Fashion shows became increasingly popular during the last decades of the 19th century to show the latest clothes and outfits mainly created in the Parisian ateliers. Before then, stylists used to promote their new collections through magazines, sketches, paintings of noblewomen and occasional exhibitions of pupae, i.e. life-size dolls displaying their creations. The first to use live models and to sew branded labels into his garments, was Charles Frederick Worth, an English fashion designer established in Paris, who is also credited to be the father of Haute Couture. Worth raised the status of the fashion designer from simple tailor to trend setter and arbiter of what women should be wearing, the colors, the fabrics and their combinations with accessories and body silhouette.

A few decades later, Paul Poiret was the first haute couturier to use fashion shows and sensational parties to draw attention on his work, by combining fashion with reading sessions of poetry, exhibitions of paintings (such as by Picasso, Modigliani etc), music concerts 1912 he  presented his new collection with a concert tour in the major European capitals. The experiment was repeated the year after in the United States and for the very first time fashion parades left their ateliers to become Art Events by definition.

The first Italian fashion show of great international importance was organized in 1951 by Count Giovanni Battista Giorgini in his own Villa, then moved to the White Hall of Palazzo Pitti, that had served for many years in Florence as royal palace of the Dukes of Tuscany. For the very first time an Italian fashion show was organized not by a single atelier or a stylist in a department store, but as a great event aimed to celebrate the Made in Italy craftsmanship  as  a form of art and Florence as the city of a post-war new Renaissance of applied arts. The event was attended by a selected audience of foreign journalists and buyers of leading American department stores and marked the success of the Haute-couture made in Italy vs the Haute-Couture made in Paris (watch this vintage video report of the Italian National Radio-Television, dated 1951)

Then in the mid-sixties Florence lost its position as the capital of Italian Fashion and was progressively replaced by Rome, which grew in importance as high fashion pole in the country thanks to the creations  of Valentino, Fendi, Roberto Capucci, Renato Balestra, Gattinoni, Sorelle Fontana, Anna Mode, Tirelli…and the establishment of the National Chamber of the Italian Fashion, a non-profit organization which develops and promotes the Italian Fashion throughout the world.

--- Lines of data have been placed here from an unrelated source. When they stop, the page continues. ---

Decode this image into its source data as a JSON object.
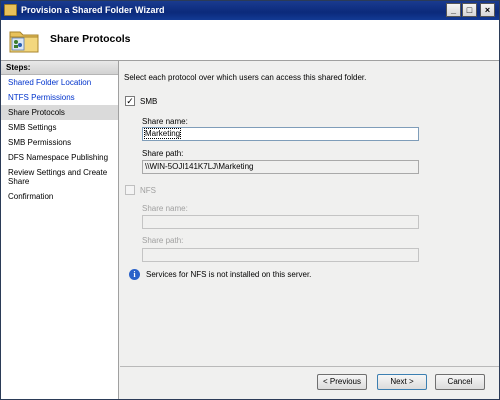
{
  "window": {
    "title": "Provision a Shared Folder Wizard",
    "controls": {
      "minimize": "_",
      "maximize": "□",
      "close": "×"
    }
  },
  "header": {
    "title": "Share Protocols"
  },
  "steps": {
    "title": "Steps:",
    "items": [
      {
        "label": "Shared Folder Location",
        "state": "visited"
      },
      {
        "label": "NTFS Permissions",
        "state": "visited"
      },
      {
        "label": "Share Protocols",
        "state": "current"
      },
      {
        "label": "SMB Settings",
        "state": "upcoming"
      },
      {
        "label": "SMB Permissions",
        "state": "upcoming"
      },
      {
        "label": "DFS Namespace Publishing",
        "state": "upcoming"
      },
      {
        "label": "Review Settings and Create Share",
        "state": "upcoming"
      },
      {
        "label": "Confirmation",
        "state": "upcoming"
      }
    ]
  },
  "content": {
    "instruction": "Select each protocol over which users can access this shared folder.",
    "smb": {
      "label": "SMB",
      "checked": true,
      "check_mark": "✓",
      "share_name_label": "Share name:",
      "share_name_value": "Marketing",
      "share_path_label": "Share path:",
      "share_path_value": "\\\\WIN-5OJI141K7LJ\\Marketing"
    },
    "nfs": {
      "label": "NFS",
      "checked": false,
      "share_name_label": "Share name:",
      "share_name_value": "",
      "share_path_label": "Share path:",
      "share_path_value": ""
    },
    "info": {
      "icon": "i",
      "text": "Services for NFS is not installed on this server."
    }
  },
  "footer": {
    "previous": "< Previous",
    "next": "Next >",
    "cancel": "Cancel"
  },
  "colors": {
    "titlebar": "#0b2a7b",
    "link": "#0033cc",
    "info_icon": "#2a62c9"
  }
}
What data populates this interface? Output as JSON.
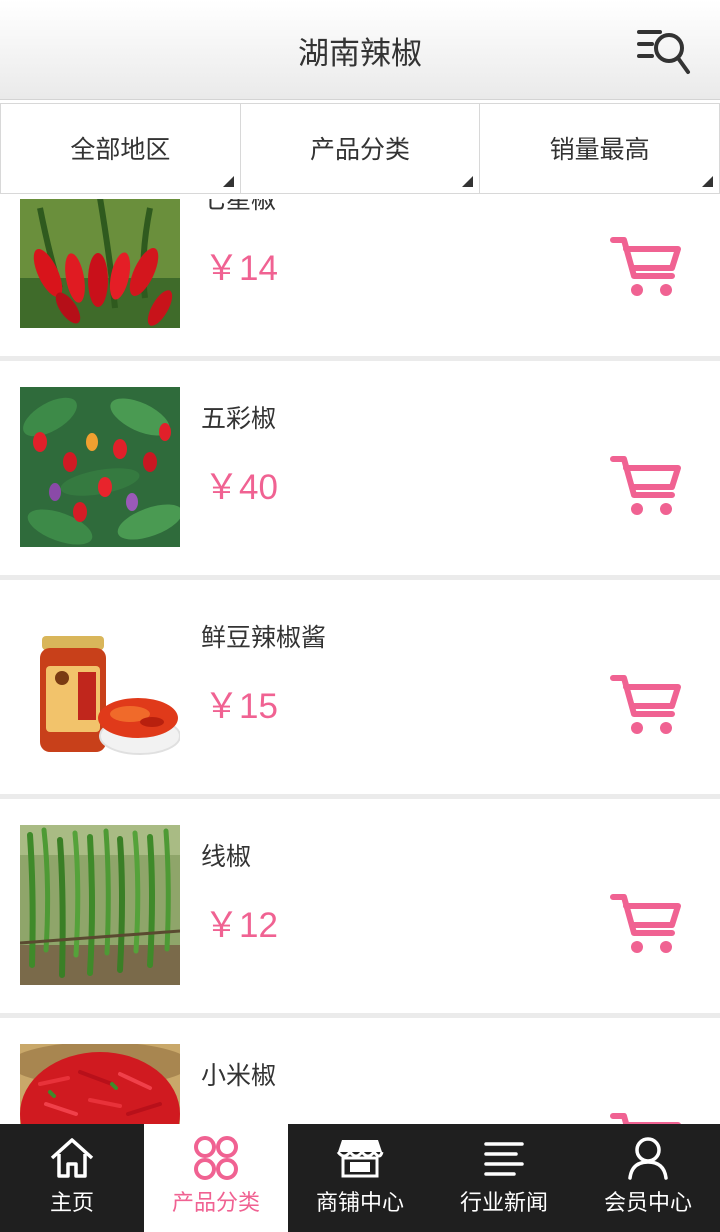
{
  "header": {
    "title": "湖南辣椒",
    "search_icon": "search-list-icon"
  },
  "filters": [
    {
      "label": "全部地区"
    },
    {
      "label": "产品分类"
    },
    {
      "label": "销量最高"
    }
  ],
  "products": [
    {
      "name": "七星椒",
      "price": "￥14",
      "image": "red-chili-plant"
    },
    {
      "name": "五彩椒",
      "price": "￥40",
      "image": "colorful-pepper-plant"
    },
    {
      "name": "鲜豆辣椒酱",
      "price": "￥15",
      "image": "chili-sauce-jar"
    },
    {
      "name": "线椒",
      "price": "￥12",
      "image": "green-long-peppers"
    },
    {
      "name": "小米椒",
      "price": "",
      "image": "red-millet-peppers-basket"
    }
  ],
  "colors": {
    "accent": "#f06292",
    "tabbar_bg": "#1f1f1f"
  },
  "tabbar": [
    {
      "label": "主页",
      "icon": "home-icon"
    },
    {
      "label": "产品分类",
      "icon": "category-icon"
    },
    {
      "label": "商铺中心",
      "icon": "store-icon"
    },
    {
      "label": "行业新闻",
      "icon": "news-icon"
    },
    {
      "label": "会员中心",
      "icon": "user-icon"
    }
  ]
}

In 1967 the haute couture fashion brands moved permanently to Rome, and Florence specialized on knitwear, exhibition of men’s clothing, accessories and, in the recent years, also garments for children. Finally in the seventhies then-new labels, such as Armani, Dolce & Gabbana, Gianfranco Ferré, Romeo Gigli, Krizia, Missoni, Moschino, Luciano Soprani, Trussardi, Versace and many others specialized on ready-to-wear clothes (such as coats, jackets, trousers, shirts, jeans, jumpers and miniskirts) left the catwalks of the Pitti Sala Bianca to parade in Milan, provoking in the history of Italian fashion a change comparable to the one that in 1951 had toppled the Parisian leadership.

In a decade, Milan became the international capital of ready-to-wear, while Rome specialized on haute couture, craftsmanship and its connections with the cinema and cultural industry, dictating the rules of beauty and Italian style through the screens of Cinecitta’.

Today the country's main shopping districts are Via dei Condotti in Rome, Via Montenapoleone fashion district in Milan,  and Via de' Tornabuoni in Florence. The main events of Italian Fashion are AltaModaAltaRoma for the haute-couture, in January and July; Milan Fashion Week for the pret-a-porter in February and September; Pitti for Men, children and knitwear in June.